Eli heisst er, ist schlank und gross, Mitte 50, mehr oder weniger alleinstehend, oftmals am Rande einer Depression, aber immer erfreut, mich zu sehen. Das Vergnügen hat er etwa alle zwei Monate, schon seit Jahren. Dann mache ich es mir bei ihm gemütlich, bekomme Kaffee und Kekse serviert und lasse ihn an meine Haare ran. Unterdessen klagt er mir sein Leid. Regt sich über seine Landsleute auf, erzählt mir, wie angenehm er den Umgang mit Nicht-Israelis (wie mir) findet, zeigt mir sein neues Auto. Vor vielen Monaten rief er mich sogar bei der Arbeit an, weil er meinen Rat in Sachen Konvertierprozess brauchte. Das hat mir einmal kostenlos Waschen und Fönen eingebracht. Ungefähr zur selben Zeit starb einer seiner Brüder. Vor fünf Monaten folgte seine Mutter. Seither wohnt er wieder zu Hause, um seinen altersschwachen Vater zu pflegen.

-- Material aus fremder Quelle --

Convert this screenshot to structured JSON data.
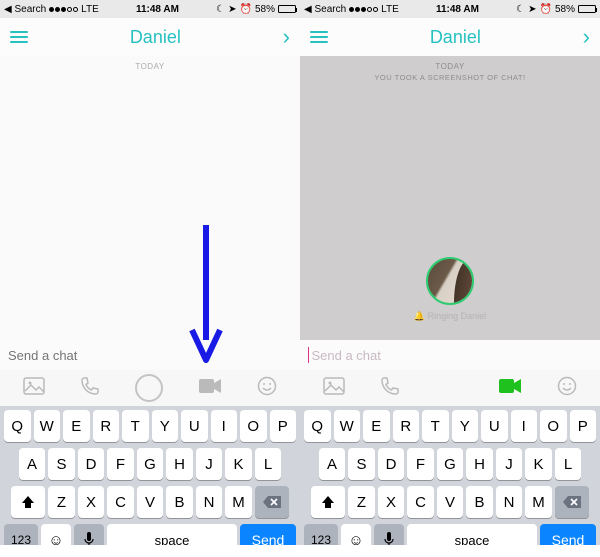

Als ich ihn nun heute Morgen anrief, um einen Termin zu machen, hörte ich an seiner Stimme gleich, dass etwas passiert war. So war ich eigentlich kaum überrascht, ihn plötzlich mit Bart und Kipa im Laden stehen zu sehen. Oh nein, dachte ich nur, jetzt ist der alte Mann auch gestorben. Nicht weit gefehlt. Ein zweiter Bruder ist vor drei Wochen einem Herzinfarkt erlegen, mit 57 Jahren. "Die halbe Familie ist schon von mir gegangen", sagt Eli bedrückt. Nach Pessach-Feiern sei ihm dieses Jahr wirklich nicht zumute. Andererseits, schimpft er, der aus religiösen Familienbanden ausgebrochen ist, wolle er nicht ein Jahr Bart tragen, keine Musik hören und sich nichts Neues kaufen, wie es die jüdische Gesetzgebung nach dem Tod eines Elternteils unter anderem vorschreibt. Er könne doch nicht für ein ganzes Jahr aufhören zu leben! Noch am Sonntag, vor dem Seder, werde er mit seinen noch verbliebenen Brüdern Einkaufen gehen. Seit fünf Monaten habe er sich nichts mehr gekauft, das stelle man sich mal vor!

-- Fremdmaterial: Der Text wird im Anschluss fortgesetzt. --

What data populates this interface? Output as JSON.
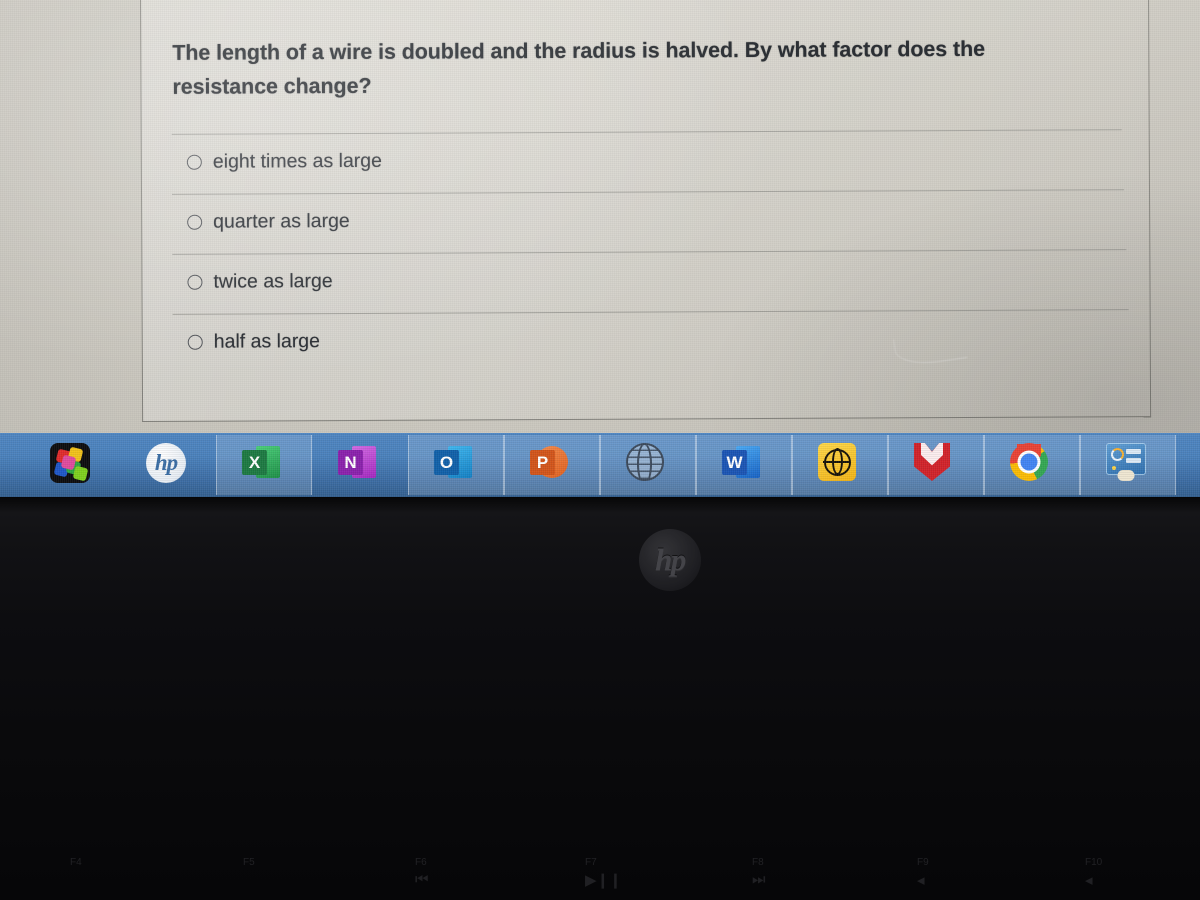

Während alles aus ihm herausbricht, klingen von draussen die Geräusche vorbeihastender Menschen herein. Gedämpfte Stimmen. Empörtes Hupen. Plötzlich realisiere ich die Stille im Raum, die zwischen seinen Worten hallt, und mit einem Mal wird mir das ganze Ausmass der Traurigkeit bewusst. Wie viel kann ein Mensch innerhalb so kurzer Zeit verkraften?
Als ich mich schliesslich verabschiede, geht ein Lächeln über sein Gesicht. Schöne Feiertage, wünscht mir Eli. Danke! ruft er mich dann noch hinterher. Wofür? denke ich nur. Wofür könnte er mir danken? Für ein offenes Ohr? Ein anteilnehmendes Gesicht? Innerlich schmerzt mich das Unglück, dass ihm so oft wiederfährt. Manche Menschen haben es nicht leicht. Hoffentlich bringt der Grosseinkauf am Sonntag ein bisschen Licht in sein Leben. Der Sederabend wird sicherlich traurig genug.